You need to watch the best pandemic sci-fi movie on HBO Max ASAP
This is horror with an environmental message that’s only gotten more powerful a decade later.
The end of this pandemic may be in sight, but the Covid-19 will ripple into pop culture for years — especially when it comes to horror movies. However, one of the most frightening looks into a pandemic was released nearly a decade ago, and it’s available to watch now on HBO Max.
No, I’m not talking about Wolfgang Petersen’s Outbreak or Steven Soderberg’s Contagion, both of which received new surges of interest over the past year. I’m talking about a film that mostly slid under the radar, despite being the work of an Academy Award-winning director. I’m talking about a film that got under my skin so deep I still shudder to think about it. I’m talking about a film that not only explores a devastating, deadly virus but also reveals how government inaction and the greed of a big business allowed such a thing to happen. I’m talking about Barry Levinson’s The Bay.
The Bay is presented as a collection of footage confiscated by the U.S. government. It begins on July 4, 2009 in Claridge, a small tourist town in Chesapeake Bay kept alive by beachgoers and the local chicken industry. The town and its mayor make news when citizens learn that the chicken farm has been dumping excrement and toxins into the bay, contaminating the town’s water supply. Some locals are dismayed, while others look the other way as long as the town’s cash flow keeps coming in. But cash isn’t the only thing flowing from the bay into the town.
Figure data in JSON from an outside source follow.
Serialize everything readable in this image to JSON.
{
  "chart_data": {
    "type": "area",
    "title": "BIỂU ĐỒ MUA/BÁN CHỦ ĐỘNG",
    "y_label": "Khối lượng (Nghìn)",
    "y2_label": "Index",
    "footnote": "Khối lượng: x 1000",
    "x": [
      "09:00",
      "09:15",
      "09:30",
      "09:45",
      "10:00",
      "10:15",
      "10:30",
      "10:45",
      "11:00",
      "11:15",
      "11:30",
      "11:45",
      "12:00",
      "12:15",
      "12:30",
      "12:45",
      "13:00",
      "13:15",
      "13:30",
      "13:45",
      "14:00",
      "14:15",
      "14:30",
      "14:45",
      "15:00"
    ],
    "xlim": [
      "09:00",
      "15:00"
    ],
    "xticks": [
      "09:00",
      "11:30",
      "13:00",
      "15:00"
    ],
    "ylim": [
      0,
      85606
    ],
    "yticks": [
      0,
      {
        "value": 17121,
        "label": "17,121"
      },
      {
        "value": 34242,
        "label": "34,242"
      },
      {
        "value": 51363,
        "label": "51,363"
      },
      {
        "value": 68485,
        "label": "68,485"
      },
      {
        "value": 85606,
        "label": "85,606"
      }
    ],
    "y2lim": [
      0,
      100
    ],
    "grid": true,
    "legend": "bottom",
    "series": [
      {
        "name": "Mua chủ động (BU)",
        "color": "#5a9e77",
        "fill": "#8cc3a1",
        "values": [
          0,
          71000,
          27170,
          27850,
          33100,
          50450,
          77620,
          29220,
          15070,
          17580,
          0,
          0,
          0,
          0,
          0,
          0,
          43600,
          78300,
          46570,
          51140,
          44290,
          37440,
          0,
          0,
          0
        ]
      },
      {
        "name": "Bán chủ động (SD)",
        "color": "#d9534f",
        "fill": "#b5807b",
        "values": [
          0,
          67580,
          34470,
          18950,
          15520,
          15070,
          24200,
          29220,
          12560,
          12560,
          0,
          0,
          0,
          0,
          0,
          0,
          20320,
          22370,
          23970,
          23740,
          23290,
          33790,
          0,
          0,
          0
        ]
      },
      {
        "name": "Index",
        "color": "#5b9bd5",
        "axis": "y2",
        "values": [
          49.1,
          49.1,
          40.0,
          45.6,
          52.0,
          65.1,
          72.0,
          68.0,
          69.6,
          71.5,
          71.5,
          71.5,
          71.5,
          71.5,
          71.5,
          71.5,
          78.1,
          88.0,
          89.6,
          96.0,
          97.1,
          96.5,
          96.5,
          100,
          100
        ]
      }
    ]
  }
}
Parasites abound, and they are quite nasty.
Donna Thompson (Kether Donohue), a young reporter assigned to cover Claridge’s Independence Day celebrations, takes it on herself to investigate the chicken farm’s illegal dumping practices. She doesn’t have to look very far to find the story. A number of the town’s inhabitants have developed strange bulges and rashes on their skin. Soon, a crab-eating competition ends in deadly mass vomiting. To top things off, there’s something swimming in the bay that’s killing teenagers who venture out into the water.
The town quickly descends into chaos as Donna, the cops, the CDC, and a family heading by boat to what they don’t know is a disaster site, all struggle to survive a town that’s literally dying.
Found-footage horror isn’t for everyone, and the film came at a time when the format was on its way out. But The Bay is different. While still being based in the horror you can’t see (as so many found footage films start out), what you can’t see here isn’t supernatural. It’s the plausibility that really gives The Bay its edge. Despite a budget of only $2 million dollars, these parasites look disturbingly real.
The Bay isn’t an expansive film. Levinson originally intended to make an actual documentary before he decided to use the budget to turn his research into a horror film. As a result, The Bay’s parasites are based on 80% factual evidence.
There are lots of neat tricks down with camera footage, sound, and obscured images to heighten the tension, but as far as sci-fi-horror-found-footage goes, this is no Cloverfield.
It all works in the film's favor, creating an anxiety-inducing level of intimacy. Levinson operates like a man on a mission. In 85 minutes he’ll not only scare you and make your flesh crawl, he’ll also make you question where your food and water is coming, and at what cost.
The Bay has a point to make: This could happen. In fact, it is happening. Not with the suddenness that we see in The Bay, but a mix of government negligence, bad business practices, and humanity's inability and lack of desire to sacrifice our comfort is a perfect storm for a pandemic.
So as we head into summer, we have every right to question whether or not it’s safe to go back in the water. It’s entirely possible to enjoy The Bay as just a horror film. But for the more ecologically conscious, The Bay is best taken as a warning. One we should all heed.
THE BAY IS CURRENTLY STREAMING ON HBO MAX IN THE U.S.